E così si capisce anche il motivo per cui dopo un primo romanzo realista e almeno in parte autobiografico come Il sentiero dei nidi di ragno, nato dall’urgenza di tradurre in opera letteraria l’esperienza partigiana, la sua scrittura abbia poi svoltato verso terre più inesplorate, dove il reale non è più l’unico modo di raccontare la realtà.
“Provai a scrivere altri romanzi neorealistici, su temi della vita popolare di quegli anni, ma non riuscivano bene, e li lasciavo manoscritti nel cassetto. Così, in uggia con me stesso e con tutto, mi misi, come per un passatempo privato, a scrivere Il visconte dimezzato.”
(Italo Calvino da I nostri antenati, 1960)

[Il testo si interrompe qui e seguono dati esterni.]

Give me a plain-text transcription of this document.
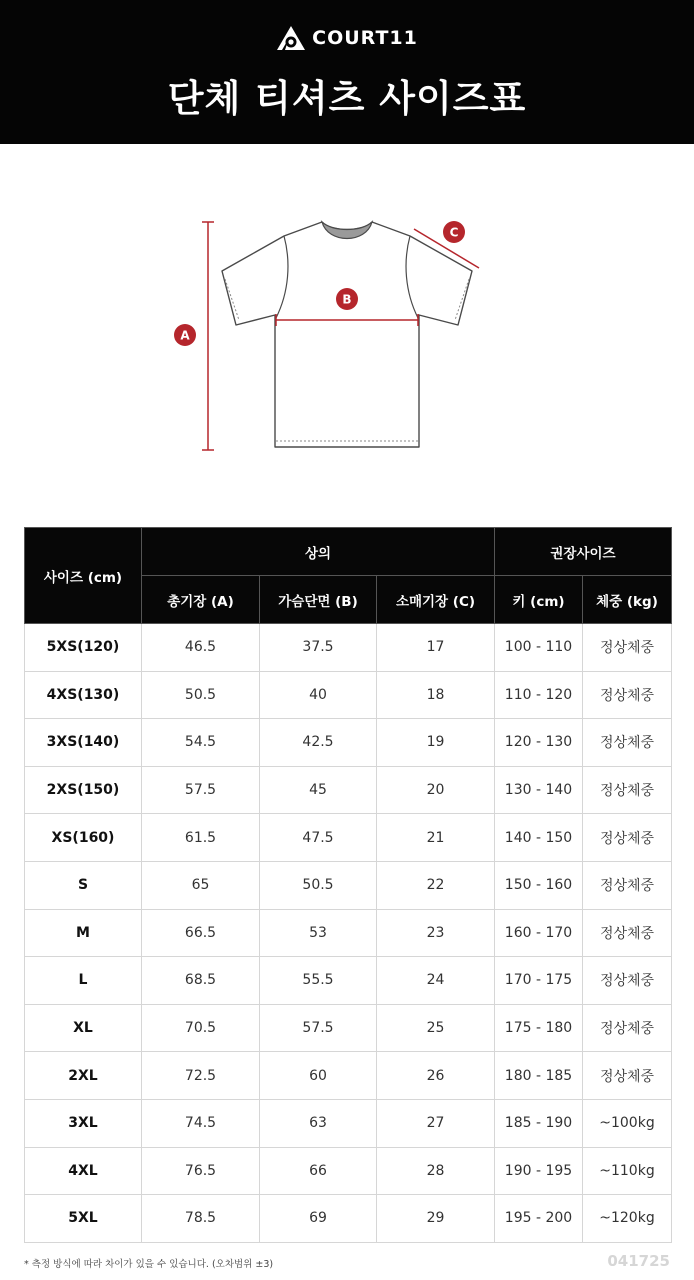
COURT11
단체 티셔츠 사이즈표
A
B
C
사이즈 (cm)	상의			권장사이즈	
	총기장 (A)	가슴단면 (B)	소매기장 (C)	키 (cm)	체중 (kg)
5XS(120)	46.5	37.5	17	100 - 110	정상체중
4XS(130)	50.5	40	18	110 - 120	정상체중
3XS(140)	54.5	42.5	19	120 - 130	정상체중
2XS(150)	57.5	45	20	130 - 140	정상체중
XS(160)	61.5	47.5	21	140 - 150	정상체중
S	65	50.5	22	150 - 160	정상체중
M	66.5	53	23	160 - 170	정상체중
L	68.5	55.5	24	170 - 175	정상체중
XL	70.5	57.5	25	175 - 180	정상체중
2XL	72.5	60	26	180 - 185	정상체중
3XL	74.5	63	27	185 - 190	~100kg
4XL	76.5	66	28	190 - 195	~110kg
5XL	78.5	69	29	195 - 200	~120kg
* 측정 방식에 따라 차이가 있을 수 있습니다. (오차범위 ±3)	041725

Per comprendere quanto scrittura e immagini fossero per Calvino solo due facce di un unico bisogno di raccontare, basta pensare al Cartello dei destini incrociati, che costrinse l’autore a immergersi per lungo tempo nel mondo dei tarocchi, fin quasi – per sua stessa ammissione – a rischiare di impazzire, tale era il livello di ossessione che aveva sviluppato nel tentativo (alla fine riuscitissimo) di costruire una storia che man mano prendeva vita dalle relazioni tra quelle figure arcane prima ancora che sul foglio.
Calvino, l’arte e gli artisti: una storia di destini incrociati
La capacità degli scritti di Calvino di evocare a loro volta delle immagini ha poi spinto diversi artisti a realizzare opere dedicate ai suoi libri. Come il ciclo di acquerelli del pittore spagnolo Pedro Cano dedicato alle Città invisibili.
Così com’è interessante la sinergia tra arti figurative e libri che si è realizzata nelle copertine delle opere di Calvino, un esempio fra i tanti l’Escher sulle Cosmicomiche.
Da parte sua Calvino ricambia il “favore” mettendo la sua scrittura a disposizione del mondo dell’arte, come quando scrive il Viaggio nelle città di De Chirico in occasione della mostra del pittore al Pompidou nel 1983. E anche questo è solo un esempio degli innumerevoli testi calviniani che hanno accompagnato mostre ed eventi di artisti italiani e internazionali.
In questo movimento circolare tra immagine e scrittura, il fantastico e il surreale sono miniere da cui Calvino estrae a piene mani materiale per le sue opere, ma sono anche mondi ai quali ama restituire attenzione, riflessioni e parole. È suo per esempio il testo di presentazione all’edizione Franco Maria Ricci del 1992 dell’immaginifico e misterioso Codex Seraphinianus.
E poi le Fiabe italiane, da Calvino raccolte e trascritte dai vari dialetti, con le illustrazioni di Emanuele Luzzati e con il loro patrimonio di fantasia e di quotidiana concretezza.
“Le fiabe sono vere. Sono, prese tutte insieme, nella loro sempre ripetuta e sempre varia casistica di vicende umane, una spiegazione generale della vita, nata in tempi remoti e serbata nel lento ruminio delle coscienze contadine fino a noi.”
(Italo Calvino dall’introduzione a Fiabe italiane, 1956)
Scrittura e architettura, le solide fondamenta dell’immaginazione
Anche la ricerca architettonica ha il suo posto d’onore nell’opera di Calvino. L’attenzione agli spazi e alle geometrie urbane è evidente in un libro come Le città invisibili, ma in tutte le opere di Calvino c’è un approccio progettuale che gli serve per creare una narrazione che “stia in piedi”, che raggiunga sempre una struttura solida e stabile.
Lo racconta lui stesso in un’intervista trasmessa nella sala video della mostra: “Da un certo punto in poi ho sviluppato quasi un’ossessione per l’architettura e la geometria del libro, dell’opera. Soprattutto nelle Città invisibili, ma anche nel Castello dei destini incrociati e in Se una notte d’inverno un viaggiatore…”.
Questo approccio architettonico permette anche alle situazioni più improbabili e surreali di avere in sé stesse un equilibrio che le rende plausibili e in qualche modo reali, come se fossero sempre state lì, parti integranti del nostro mondo, e noi le avessimo semplicemente e sbadatamente ignorate prima che lui ce le facesse notare.